March 27, 2015
March 26, 2015
March 25, 2015
Your Face is for Sale! The 4 Most Interesting Things About the Proposed Update to Facebook’s Governing Documents
If you use Facebook (and you likely do, if only to play some game that apparently involves crushing large amounts of candy), then you received an email last week informing you that Facebook is proposing changes to its Data Use Policy and Statement of Rights and Responsibilities. The proposed changes are largely in response to the $20 million settlement, approved last month by a federal judge, of a class action brought against Facebook in response to its use of user names and photos in “Sponsored Stories”.
In January 2011, Facebook implemented the Sponsored Stories advertising mechanism, which turned user “likes” into product endorsements. The claim argued that Facebook did not adequately inform its users that profile photos and user names would be used by advertisers to recommend products and services. The claim also argued that Facebook inappropriately did not give users the ability to opt out of the Sponsored Stories advertising feature and allowed the use of the likeness and photos of minors who, the claimants argued, should have automatically been opted out of the program. Arriving just days after the approval of the settlement, the proposed changes include an interesting mix of responses and clarifications. These are the most noteworthy:
Your face is for sale. Under the approved settlement, Facebook agreed to pay $20 million and give its users greater “control” over the use of information by advertisers. Facebook did not, however, agree to let its users opt out of allowing advertisers to use information entirely. Under the revised Statement of Rights and Responsibilities, each user gives Facebook permission to use his or her name, profile picture, content and information in connection with commercial, sponsored or related content. Facebook further clarifies that this means that businesses or other entities will pay Facebook for the ability to display user names and profile pictures.
Kids, be sure to ask your parents’ permission. By using Facebook, each user under the age of 18 represents that at least one parent or guardian has agreed to Facebook’s terms, including the use of the minor’s name, profile picture, content and information by advertisers, on that minor’s behalf.
Your profile photo is fair game for facial recognition scanning. Facebook scans and compares pictures in which you are tagged so that when your friends post more photos of you, it can suggest that they tag you. The updated Data Use Policy makes it clear that your profile photo will be scanned for this purpose as well.
There’s a renewed emphasis on mobile phone data. The updated policies make it clear that Facebook and, in certain cases, third-party integrated applications, will have access to a broad array of mobile data. This includes the use of friend lists by third party mobile applications to advertise mobile applications used by an individual’s friends. Whereas Facebook encountered substantial difficulty in implementing Sponsored Stories and similar advertising mechanisms, Facebook’s program of allowing mobile applications to market themselves as “Suggested Apps”has been a bright spot for the company’s bottom line. Moreover, Facebook has signed on to an agreement with California Attorney General Kamala Harris that mobile applications constitute “online services” and, as such, are governed by the same disclosure and transparency regulations applicable to websites.
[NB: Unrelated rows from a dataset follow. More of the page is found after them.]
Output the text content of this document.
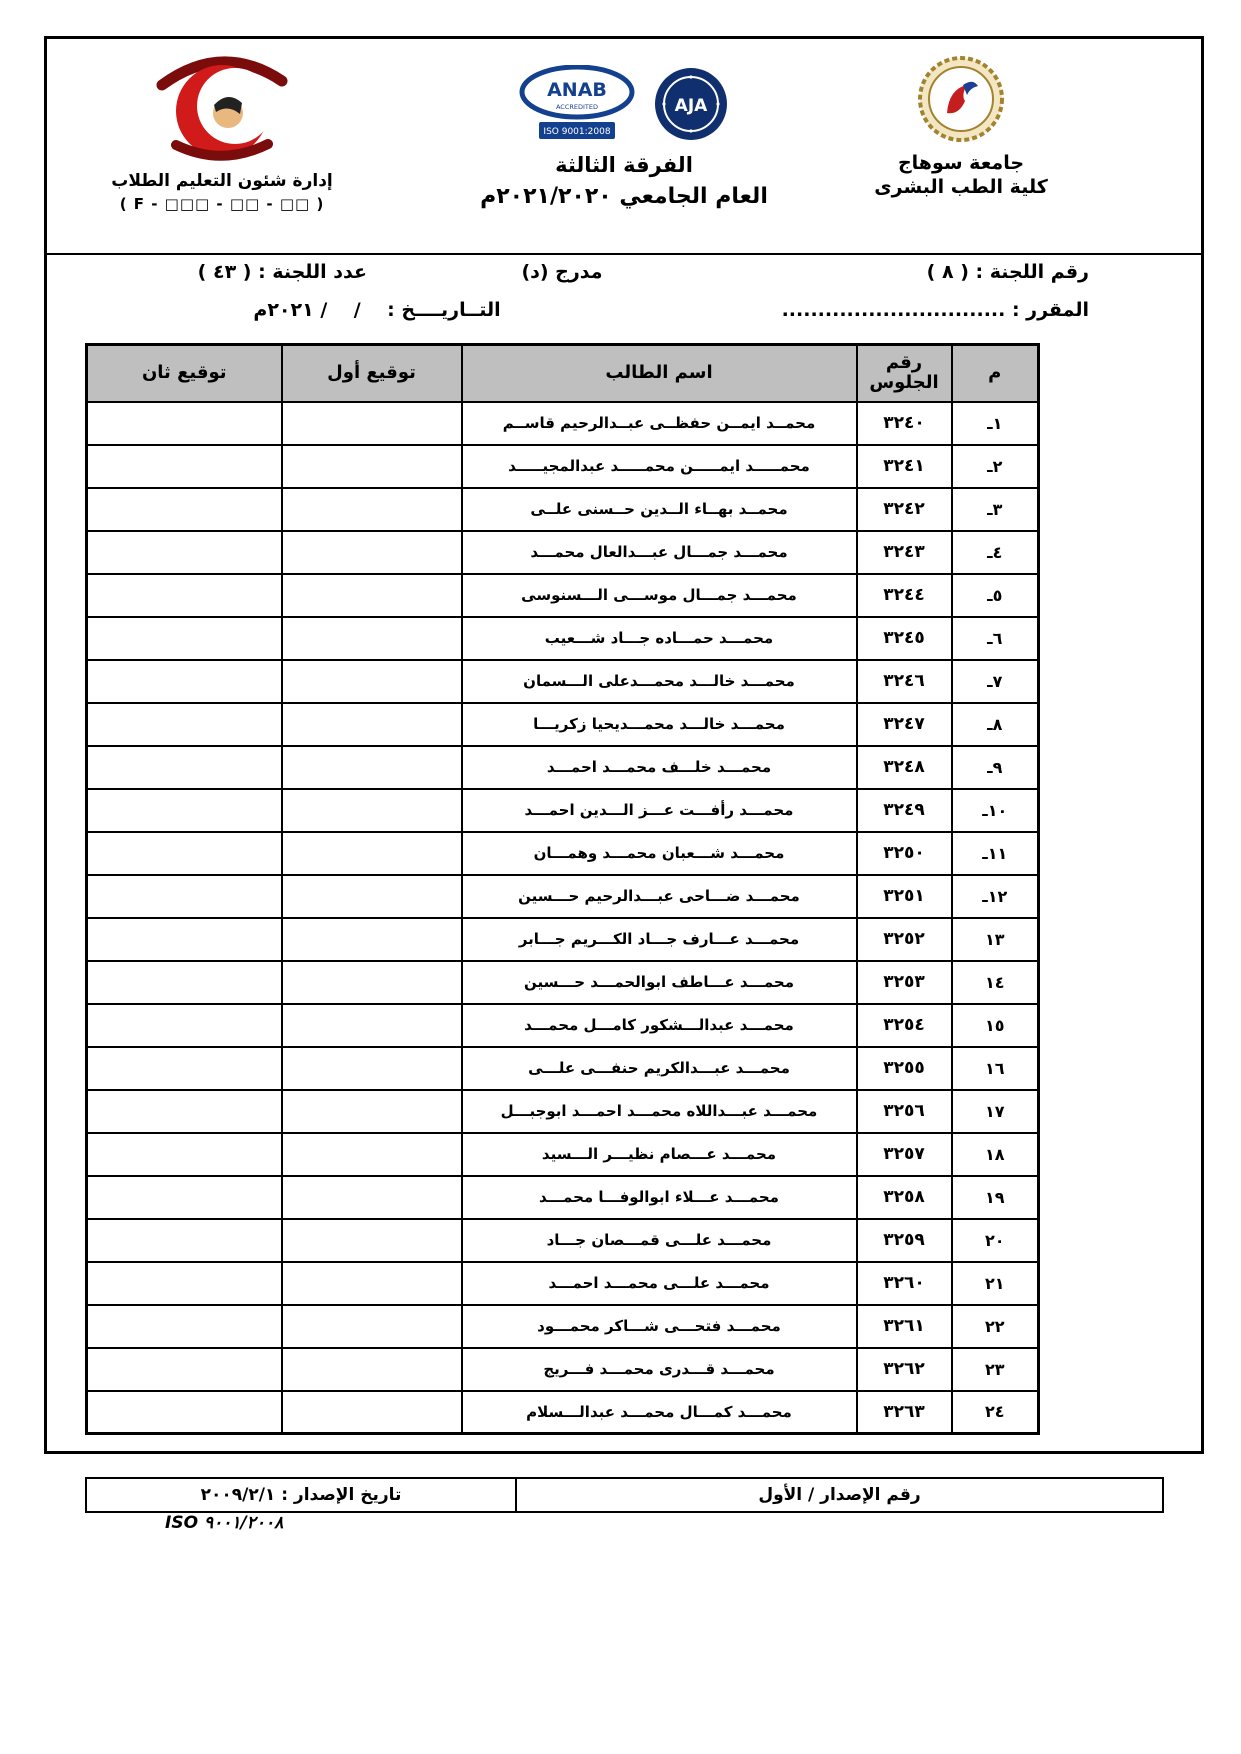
إدارة شئون التعليم الطلاب
( F - □□□ - □□ - □□ )
ANAB
ACCREDITED
ISO 9001:2008
AJA
الفرقة الثالثة
العام الجامعي ٢٠٢١/٢٠٢٠م
جامعة سوهاج
كلية الطب البشرى
رقم اللجنة : ( ٨ )
مدرج (د)
عدد اللجنة : ( ٤٣ )
المقرر : ...............................
التــاريــــخ :    /    / ٢٠٢١م
م	رقم الجلوس	اسم الطالب	توقيع أول	توقيع ثان
١ـ	٣٢٤٠	محمــد ايمــن حفظــى عبــدالرحيم قاســم		
٢ـ	٣٢٤١	محمـــــد ايمـــــن محمـــــد عبدالمجيـــــد		
٣ـ	٣٢٤٢	محمــد بهــاء الــدين حــسنى علــى		
٤ـ	٣٢٤٣	محمـــد جمـــال عبـــدالعال محمـــد		
٥ـ	٣٢٤٤	محمـــد جمـــال موســـى الـــسنوسى		
٦ـ	٣٢٤٥	محمـــد حمـــاده جـــاد شـــعيب		
٧ـ	٣٢٤٦	محمـــد خالـــد محمـــدعلى الـــسمان		
٨ـ	٣٢٤٧	محمـــد خالـــد محمـــديحيا زكريـــا		
٩ـ	٣٢٤٨	محمـــد خلـــف محمـــد احمـــد		
١٠ـ	٣٢٤٩	محمـــد رأفـــت عـــز الـــدين احمـــد		
١١ـ	٣٢٥٠	محمـــد شـــعبان محمـــد وهمـــان		
١٢ـ	٣٢٥١	محمـــد ضـــاحى عبـــدالرحيم حـــسين		
١٣	٣٢٥٢	محمـــد عـــارف جـــاد الكـــريم جـــابر		
١٤	٣٢٥٣	محمـــد عـــاطف ابوالحمـــد حـــسين		
١٥	٣٢٥٤	محمـــد عبدالـــشكور كامـــل محمـــد		
١٦	٣٢٥٥	محمـــد عبـــدالكريم حنفـــى علـــى		
١٧	٣٢٥٦	محمـــد عبـــداللاه محمـــد احمـــد ابوجبـــل		
١٨	٣٢٥٧	محمـــد عـــصام نظيـــر الـــسيد		
١٩	٣٢٥٨	محمـــد عـــلاء ابوالوفـــا محمـــد		
٢٠	٣٢٥٩	محمـــد علـــى قمـــصان جـــاد		
٢١	٣٢٦٠	محمـــد علـــى محمـــد احمـــد		
٢٢	٣٢٦١	محمـــد فتحـــى شـــاكر محمـــود		
٢٣	٣٢٦٢	محمـــد قـــدرى محمـــد فـــريج		
٢٤	٣٢٦٣	محمـــد كمـــال محمـــد عبدالـــسلام		
رقم الإصدار / الأول
تاريخ الإصدار : ٢٠٠٩/٢/١
ISO ٩٠٠١/٢٠٠٨
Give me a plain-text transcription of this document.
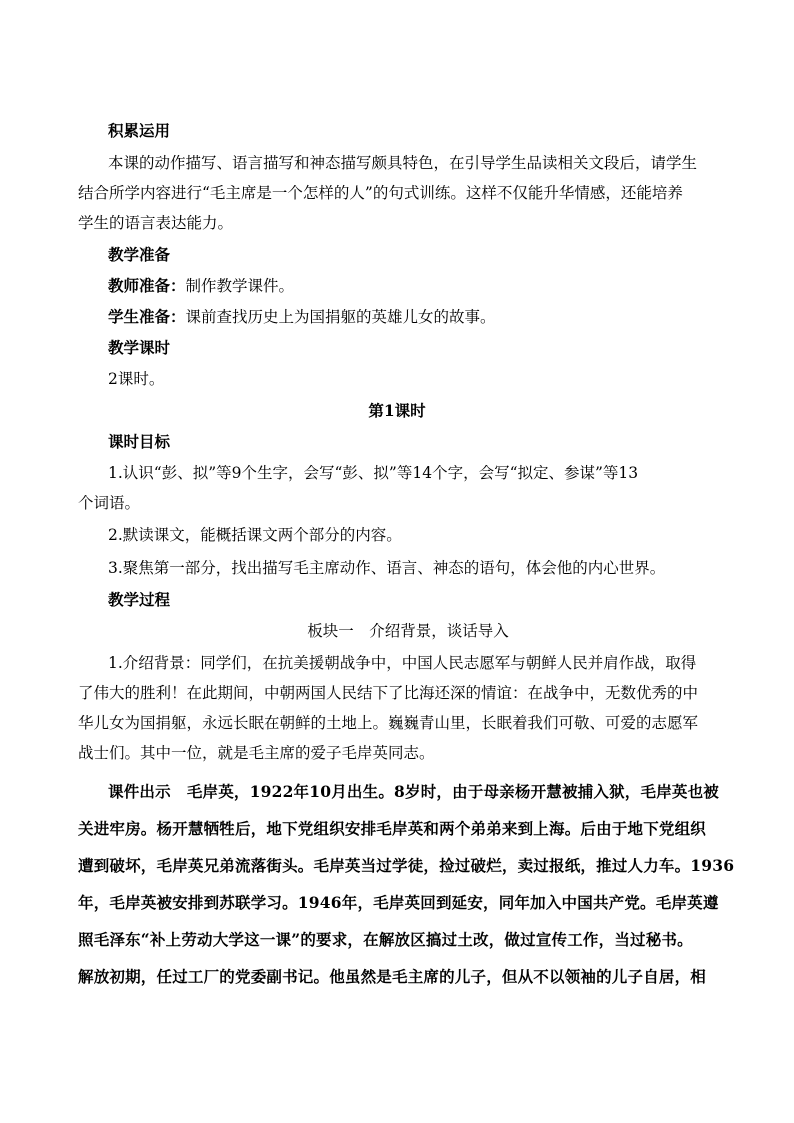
积累运用
本课的动作描写、语言描写和神态描写颇具特色，在引导学生品读相关文段后，请学生
结合所学内容进行“毛主席是一个怎样的人”的句式训练。这样不仅能升华情感，还能培养
学生的语言表达能力。
教学准备
教师准备：制作教学课件。
学生准备：课前查找历史上为国捐躯的英雄儿女的故事。
教学课时
2课时。
第1课时
课时目标
1.认识“彭、拟”等9个生字，会写“彭、拟”等14个字，会写“拟定、参谋”等13
个词语。
2.默读课文，能概括课文两个部分的内容。
3.聚焦第一部分，找出描写毛主席动作、语言、神态的语句，体会他的内心世界。
教学过程
板块一　介绍背景，谈话导入
1.介绍背景：同学们，在抗美援朝战争中，中国人民志愿军与朝鲜人民并肩作战，取得
了伟大的胜利！在此期间，中朝两国人民结下了比海还深的情谊：在战争中，无数优秀的中
华儿女为国捐躯，永远长眠在朝鲜的土地上。巍巍青山里，长眠着我们可敬、可爱的志愿军
战士们。其中一位，就是毛主席的爱子毛岸英同志。
课件出示 毛岸英，1922年10月出生。8岁时，由于母亲杨开慧被捕入狱，毛岸英也被
关进牢房。杨开慧牺牲后，地下党组织安排毛岸英和两个弟弟来到上海。后由于地下党组织
遭到破坏，毛岸英兄弟流落街头。毛岸英当过学徒，捡过破烂，卖过报纸，推过人力车。1936
年，毛岸英被安排到苏联学习。1946年，毛岸英回到延安，同年加入中国共产党。毛岸英遵
照毛泽东“补上劳动大学这一课”的要求，在解放区搞过土改，做过宣传工作，当过秘书。
解放初期，任过工厂的党委副书记。他虽然是毛主席的儿子，但从不以领袖的儿子自居，相
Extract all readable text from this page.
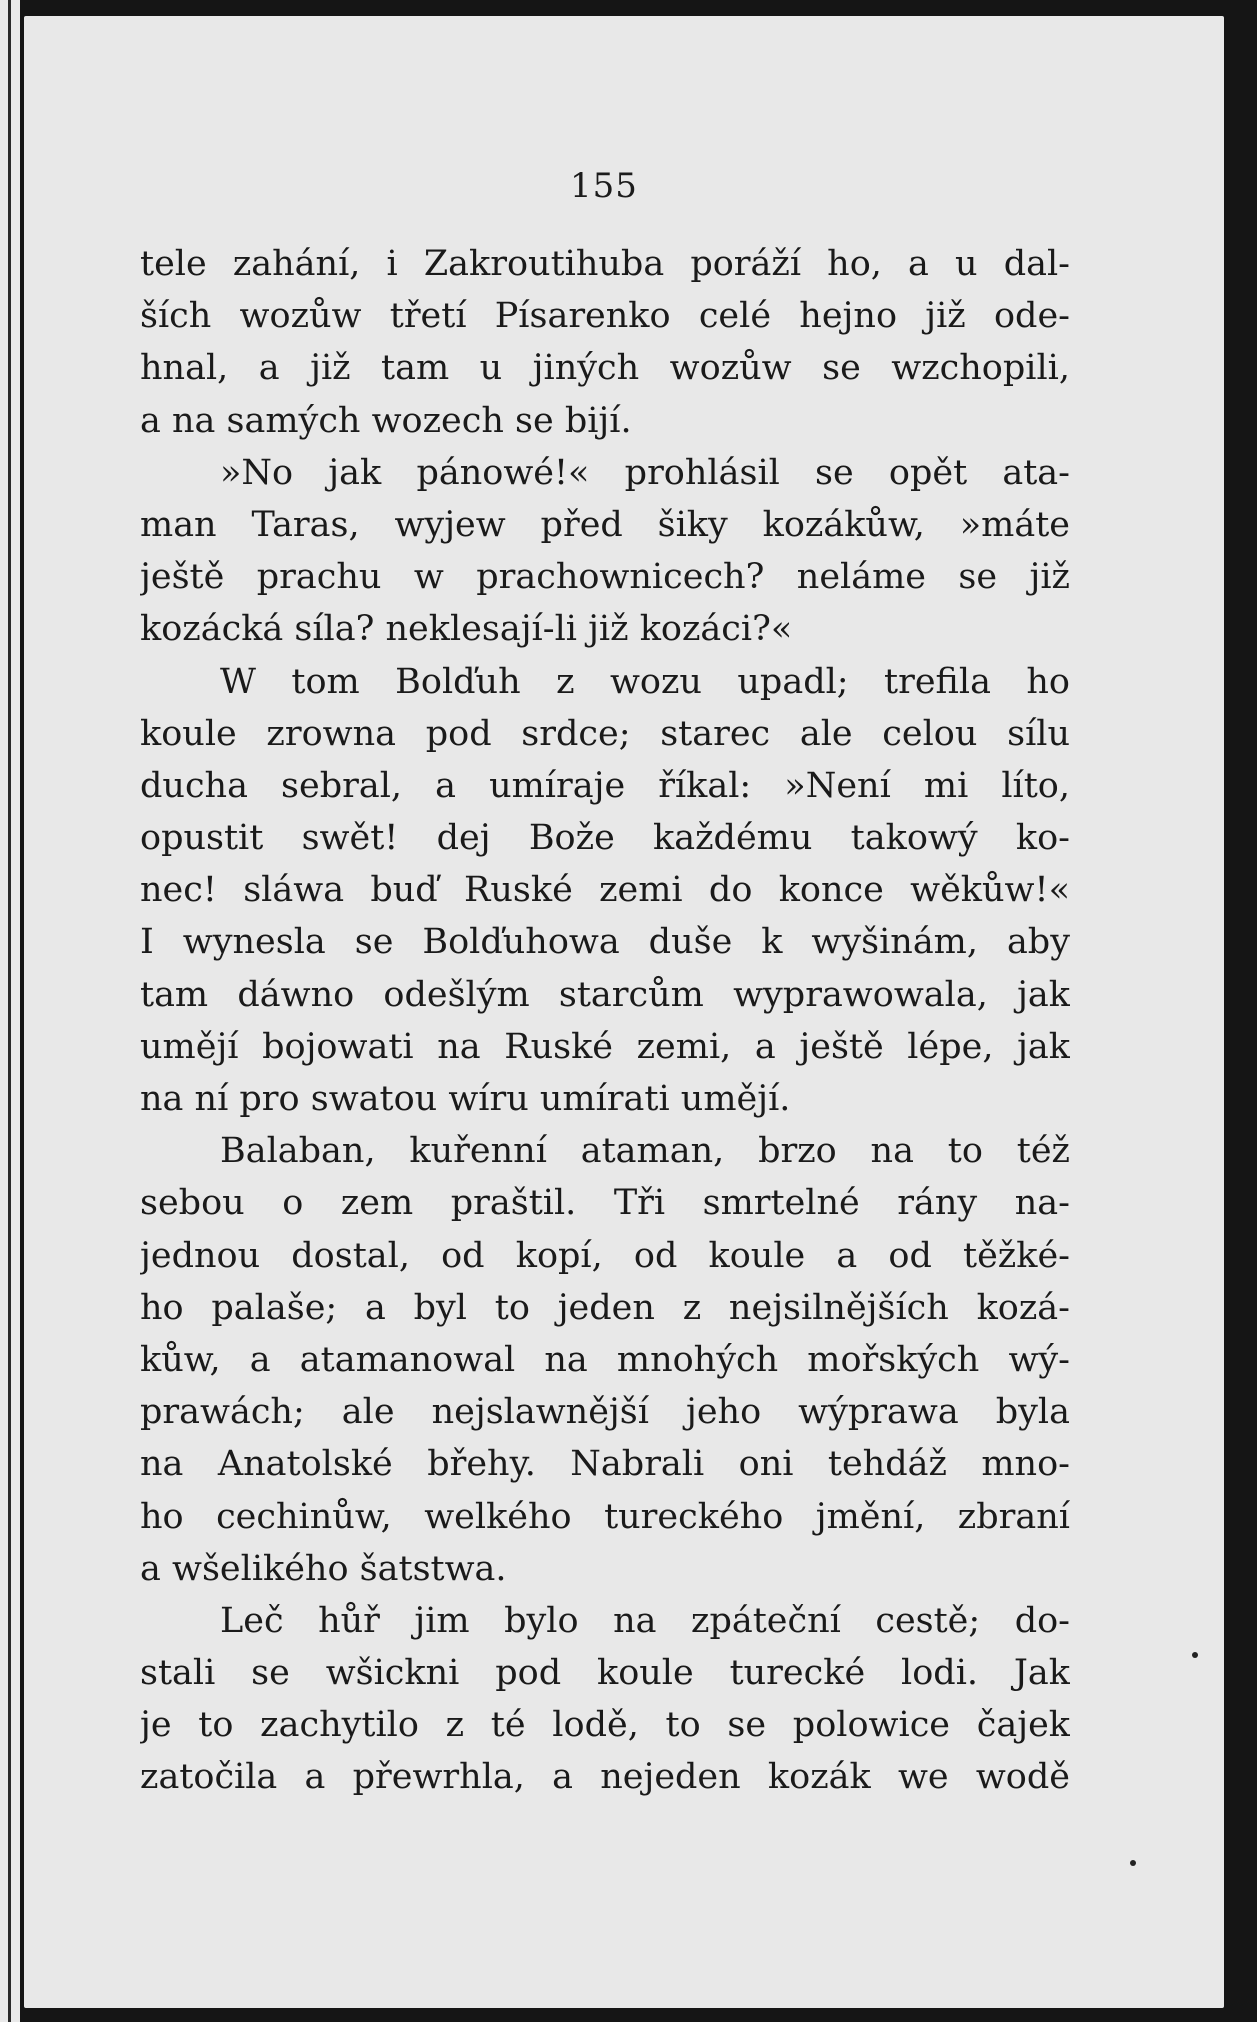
155
tele zahání, i Zakroutihuba poráží ho, a u dal-
ších wozůw třetí Písarenko celé hejno již ode-
hnal, a již tam u jiných wozůw se wzchopili,
a na samých wozech se bijí.
»No jak pánowé!« prohlásil se opět ata-
man Taras, wyjew před šiky kozákůw, »máte
ještě prachu w prachownicech? neláme se již
kozácká síla? neklesají-li již kozáci?«
W tom Bolďuh z wozu upadl; trefila ho
koule zrowna pod srdce; starec ale celou sílu
ducha sebral, a umíraje říkal: »Není mi líto,
opustit swět! dej Bože každému takowý ko-
nec! sláwa buď Ruské zemi do konce wěkůw!«
I wynesla se Bolďuhowa duše k wyšinám, aby
tam dáwno odešlým starcům wyprawowala, jak
umějí bojowati na Ruské zemi, a ještě lépe, jak
na ní pro swatou wíru umírati umějí.
Balaban, kuřenní ataman, brzo na to též
sebou o zem praštil. Tři smrtelné rány na-
jednou dostal, od kopí, od koule a od těžké-
ho palaše; a byl to jeden z nejsilnějších kozá-
kůw, a atamanowal na mnohých mořských wý-
prawách; ale nejslawnější jeho wýprawa byla
na Anatolské břehy. Nabrali oni tehdáž mno-
ho cechinůw, welkého tureckého jmění, zbraní
a wšelikého šatstwa.
Leč hůř jim bylo na zpáteční cestě; do-
stali se wšickni pod koule turecké lodi. Jak
je to zachytilo z té lodě, to se polowice čajek
zatočila a přewrhla, a nejeden kozák we wodě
The clarifications related to mobile devices and applications suggest that Facebook intends to further develop the use of mobile data as a revenue stream without risking the same type of legal action.
Facebook’s proposed revisions remain open for public comment. While the proposed revisions are unlikely to stoke the kind of furor that past changes have inspired, they remain an interesting display of the developing give-and-take between consumers and online service providers who provide a “free” service in exchange for the right to use and monetize personal data.